Augnito types out notes that are dictated to it (with punctuation marks), and saves it in an editable textual format on a cloud server. The software has a pre-programmed list of medical terms, report templates and keyboard shortcuts that help reduce repetitive typing. The vocabulary database is constantly updated in keeping with physicians’ requirements and feedback.
“The voice has become the most powerful tool in technology today, as you can see with the rise of gadgets like Alexa. Just by talking, which is the most natural way of communication for humans, you are able to do sophisticated and important jobs,” says Rustom Lawyer, 39, co-founder and CEO of Scribetech (India) Healthcare, the Mumbai-based parent company of Augnito.
Scribetech pioneered clinical documentation in the National Health Service (NHS) of the United Kingdom in 2004. It also has Chelsea and Westminster Hospital, University Hospital Birmingham, Kingston University Trust among other British medical institutions on its client list.
Developed after seven years of research in collaboration with Massachusetts Institute of Technology in the United States, Indian Institute of Technology Bombay and Sheffield University, UK, Augnito is available on both Mac and Windows platforms and comes with a built-in editor. It can also be downloaded on to the phone, with the help of the Augnito Mic app.
Available for a subscription of ₹2,400 per month, currently its main rival in India is Dragon, a US medical transcription software developed by Nuance Communications that charges a licence fee of ₹80,000 per user.
Saving time and energy
Since its launch six months ago, Augnito is being used in 24 States in India. Of the 4,022 doctors using Augnito, 815 are associated with Government hospitals.
“As healthcare systems are becoming digital, you need to put in a very powerful electronic medical records system to keep up the continuum of care,” says Lawyer, who co-founded Scribetech when he was 19, with his friend Shiraz Austin. “The problem with this is that doctors are often bogged down by form-filling,” he adds.

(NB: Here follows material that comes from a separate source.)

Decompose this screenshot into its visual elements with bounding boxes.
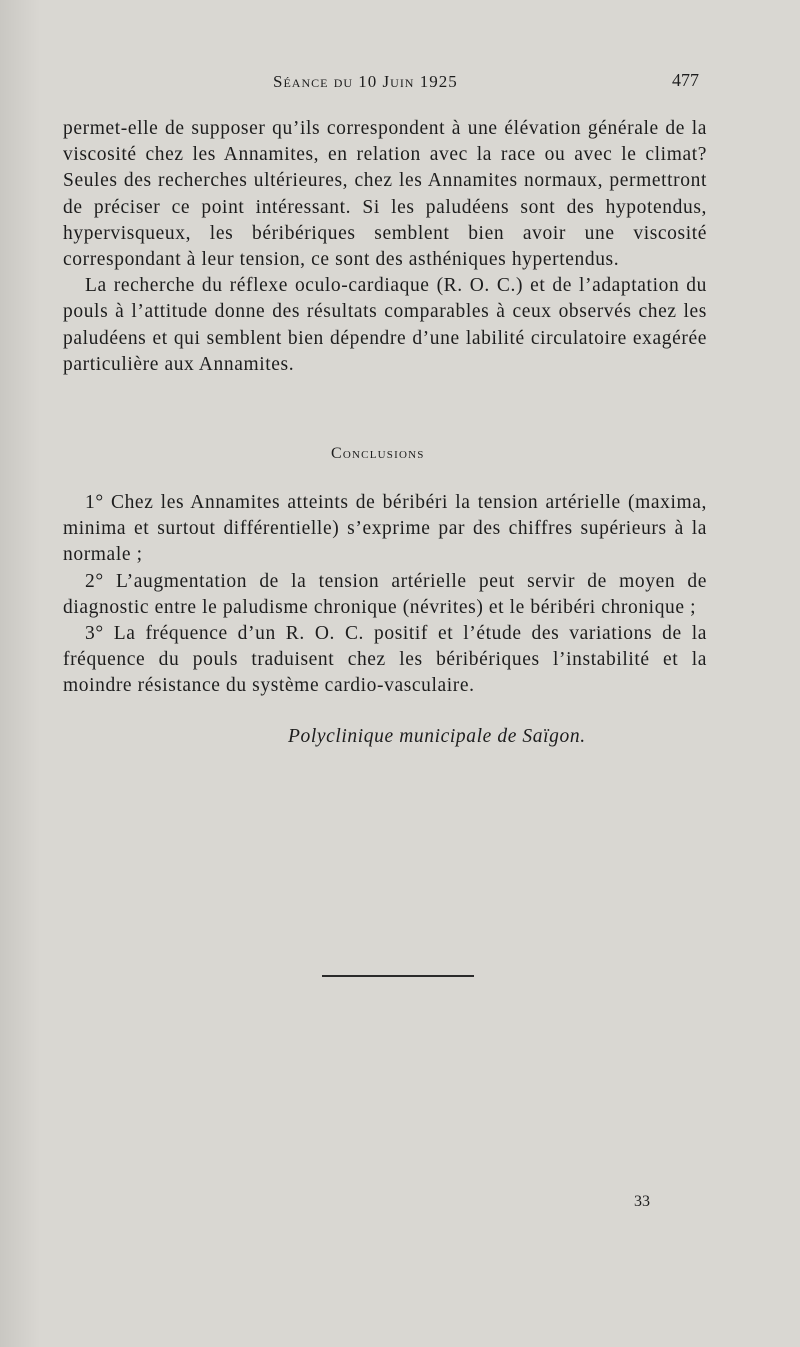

A recent study published in the Annals of Internal Medicine reports that for every hour of direct clinical care that physicians in the US provide to patients, they spend nearly two additional hours on updating EHRs.
With the impact of COVID-19, the global medical transcription software sector, currently valued at $1.7bn, is expected to grow to $3.84bn in 2026, according to marketwatch.com.
Rustom Lawyer, co-founder and CEO of Scribetech (India) Healthcare, the Mumbai-based parent company of Augnito. Photo: Special Arrangement/THE HINDU
Augnito’s main advantage in this booming market is that it concentrates on Indian linguistics, says Lawyer. “Augnito can understand any Indian accent [of English], and give up to 99% accuracy as soon as it is installed. Our tech team also keeps updating its database of medical terms based on doctor feedback.”
The new additions to the medical vocabulary included terms like home isolation, quarantine, N95 mask, SARS-CoV-2, MERS, ARDS, COVID-19 and COVID-19 test.
How useful is it really?
New Government regulations on tele-consultations during the pandemic have emphasised a more professional approach to note-keeping, says Dr Sujata Sawhney, a paediatric rheumatologist at Sir Gangaram Hospital in Delhi. “India never had a system where doctors were allowed remote consultations. After the pandemic, the Government has mandated note-keeping, a typewritten prescription, and taking the consent of the patients, especially in sharing personal medical data online. In a specialist practice like mine, the notes have to include reviews of earlier medical reports and current investigations. Augnito has speeded up the documentation by 70%,” she says.
Augnito should now look at improving its pricing module, says Dr. Kushagra Vijay Garg, consultant radiologist, 5C Networks, Hyderabad. “I process around 125-130 reports per day. It costs me ₹50 to use Augnito per day, compared to ₹35-40 per report that I used to spend on a medical transcriptionist. So the transaction cost for me is hardly 25-35 paise per report. However for a radiologist with a smaller caseload, it may cost up to ₹2 per report. And while this may not seem much now, when digital products become popular, they also tend to become costlier in the long run,” he says. “I also feel there should be a more economically-priced version for medical students.”